Je ne crois pas à la thèse officielle concernant la chute des tours du mois de septembre 2001. Je ne crois pas non plus à l’autre thèse, celle de la démolition contrôlée, selon laquelle des explosifs auraient servis pour la démolition. Je crois même qu’il n’y a pas eu d’avion de ligne qui ait percuté et pénétré les deux tours. Je crois une autre version, celle d’une autre technologie utilisée pour cette destruction. Cette technologie n’est pas encore diffusée au grand jour, peu encore en ont connaissance, alors qu’elle repose sur des travaux anciens, ceux de Tesla par exemple, basée sur l’énergie dirigée et les ondes scalaires.
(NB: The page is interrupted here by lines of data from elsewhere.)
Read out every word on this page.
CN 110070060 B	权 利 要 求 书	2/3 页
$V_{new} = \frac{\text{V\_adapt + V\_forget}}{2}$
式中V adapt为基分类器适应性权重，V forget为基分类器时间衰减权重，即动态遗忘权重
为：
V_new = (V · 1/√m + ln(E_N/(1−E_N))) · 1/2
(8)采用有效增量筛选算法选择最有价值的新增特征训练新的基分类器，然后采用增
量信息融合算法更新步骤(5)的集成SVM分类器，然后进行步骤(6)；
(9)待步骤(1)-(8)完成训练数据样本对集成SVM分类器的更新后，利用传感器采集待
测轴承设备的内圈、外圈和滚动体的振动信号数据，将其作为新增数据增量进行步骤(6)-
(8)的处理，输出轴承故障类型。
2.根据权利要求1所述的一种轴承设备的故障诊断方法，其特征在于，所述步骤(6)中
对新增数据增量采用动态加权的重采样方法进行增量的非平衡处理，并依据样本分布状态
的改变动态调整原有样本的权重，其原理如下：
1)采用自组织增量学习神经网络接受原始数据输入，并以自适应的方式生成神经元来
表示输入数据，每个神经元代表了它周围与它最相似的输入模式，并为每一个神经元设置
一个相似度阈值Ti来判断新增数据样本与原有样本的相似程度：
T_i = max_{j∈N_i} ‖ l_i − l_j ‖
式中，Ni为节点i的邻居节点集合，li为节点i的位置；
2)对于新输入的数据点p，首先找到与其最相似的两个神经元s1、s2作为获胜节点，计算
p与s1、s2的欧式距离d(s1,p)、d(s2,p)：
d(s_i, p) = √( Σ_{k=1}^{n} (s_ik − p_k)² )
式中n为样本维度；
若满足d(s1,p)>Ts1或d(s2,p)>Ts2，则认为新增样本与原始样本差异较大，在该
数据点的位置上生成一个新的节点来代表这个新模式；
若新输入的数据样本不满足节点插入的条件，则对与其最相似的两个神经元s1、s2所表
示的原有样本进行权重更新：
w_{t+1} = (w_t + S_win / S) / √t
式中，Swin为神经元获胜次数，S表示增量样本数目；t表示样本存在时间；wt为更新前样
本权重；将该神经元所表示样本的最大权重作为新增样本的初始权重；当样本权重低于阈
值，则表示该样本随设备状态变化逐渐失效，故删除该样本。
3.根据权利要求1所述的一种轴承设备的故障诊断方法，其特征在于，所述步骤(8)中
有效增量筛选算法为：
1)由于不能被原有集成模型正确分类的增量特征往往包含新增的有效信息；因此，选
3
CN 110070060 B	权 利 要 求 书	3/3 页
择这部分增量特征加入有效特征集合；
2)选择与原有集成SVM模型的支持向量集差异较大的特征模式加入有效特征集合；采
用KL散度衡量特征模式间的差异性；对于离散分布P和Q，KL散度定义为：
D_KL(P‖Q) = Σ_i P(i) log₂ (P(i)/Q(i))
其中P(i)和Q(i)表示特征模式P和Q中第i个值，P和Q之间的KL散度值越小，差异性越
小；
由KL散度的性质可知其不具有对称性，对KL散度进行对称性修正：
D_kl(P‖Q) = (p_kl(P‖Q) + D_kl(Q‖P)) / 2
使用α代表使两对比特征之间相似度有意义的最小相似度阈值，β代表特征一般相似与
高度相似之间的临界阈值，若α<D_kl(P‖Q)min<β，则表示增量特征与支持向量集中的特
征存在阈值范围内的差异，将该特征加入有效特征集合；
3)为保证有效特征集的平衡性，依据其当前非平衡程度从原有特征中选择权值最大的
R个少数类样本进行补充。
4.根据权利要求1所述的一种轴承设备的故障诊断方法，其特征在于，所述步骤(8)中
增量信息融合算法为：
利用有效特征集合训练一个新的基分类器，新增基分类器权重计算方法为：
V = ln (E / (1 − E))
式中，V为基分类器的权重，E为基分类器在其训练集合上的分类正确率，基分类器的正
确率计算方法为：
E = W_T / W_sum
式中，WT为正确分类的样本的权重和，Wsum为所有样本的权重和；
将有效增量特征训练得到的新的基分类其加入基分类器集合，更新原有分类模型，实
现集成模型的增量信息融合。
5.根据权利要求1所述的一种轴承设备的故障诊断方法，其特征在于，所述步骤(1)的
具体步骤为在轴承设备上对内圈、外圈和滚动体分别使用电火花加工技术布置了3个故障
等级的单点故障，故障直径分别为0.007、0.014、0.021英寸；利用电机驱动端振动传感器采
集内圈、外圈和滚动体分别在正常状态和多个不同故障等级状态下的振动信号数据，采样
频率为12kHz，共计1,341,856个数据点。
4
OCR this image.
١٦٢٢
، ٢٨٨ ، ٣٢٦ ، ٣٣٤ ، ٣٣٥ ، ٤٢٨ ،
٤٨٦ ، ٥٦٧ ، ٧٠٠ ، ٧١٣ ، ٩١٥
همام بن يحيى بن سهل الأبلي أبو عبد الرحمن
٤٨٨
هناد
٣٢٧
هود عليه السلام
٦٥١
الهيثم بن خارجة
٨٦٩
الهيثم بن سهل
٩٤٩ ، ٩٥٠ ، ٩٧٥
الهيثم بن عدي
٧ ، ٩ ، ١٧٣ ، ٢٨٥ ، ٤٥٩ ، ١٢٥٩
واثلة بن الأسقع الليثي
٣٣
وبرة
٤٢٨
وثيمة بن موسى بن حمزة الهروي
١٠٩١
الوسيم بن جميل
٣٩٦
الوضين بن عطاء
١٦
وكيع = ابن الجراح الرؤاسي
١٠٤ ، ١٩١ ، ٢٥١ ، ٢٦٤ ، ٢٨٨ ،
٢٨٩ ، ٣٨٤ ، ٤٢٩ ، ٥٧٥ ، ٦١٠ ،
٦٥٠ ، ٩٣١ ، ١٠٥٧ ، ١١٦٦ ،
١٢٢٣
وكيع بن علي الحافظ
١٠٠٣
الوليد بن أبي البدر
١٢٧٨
Un livre est sorti aux US, écrit par Judy Wood, authentique experte de ces questions, qui a enquêté durant de longues années concernant cette étonnante affaire.

Je pourrais écrire comme longtemps à ce sujet, même je préfère conclure cet article là. A quoi bon en effet noircir un tableau, bien sombre déjà, chacun fera ses recherches, s’il en a envie, s’il a besoin de comprendre, s’il ne veut plus faire partie du spectacle, mais veut voir derrière le décor qui tire les ficelles, qui engrange les bénéfices, qui vit de la misère et de la guerre.

Mais n’oublions que la vie est belle, malgré tout ce qui arrive, et qu’elle mérite d’être vécue, de la meilleure des manières, dans l’amour et la lumière.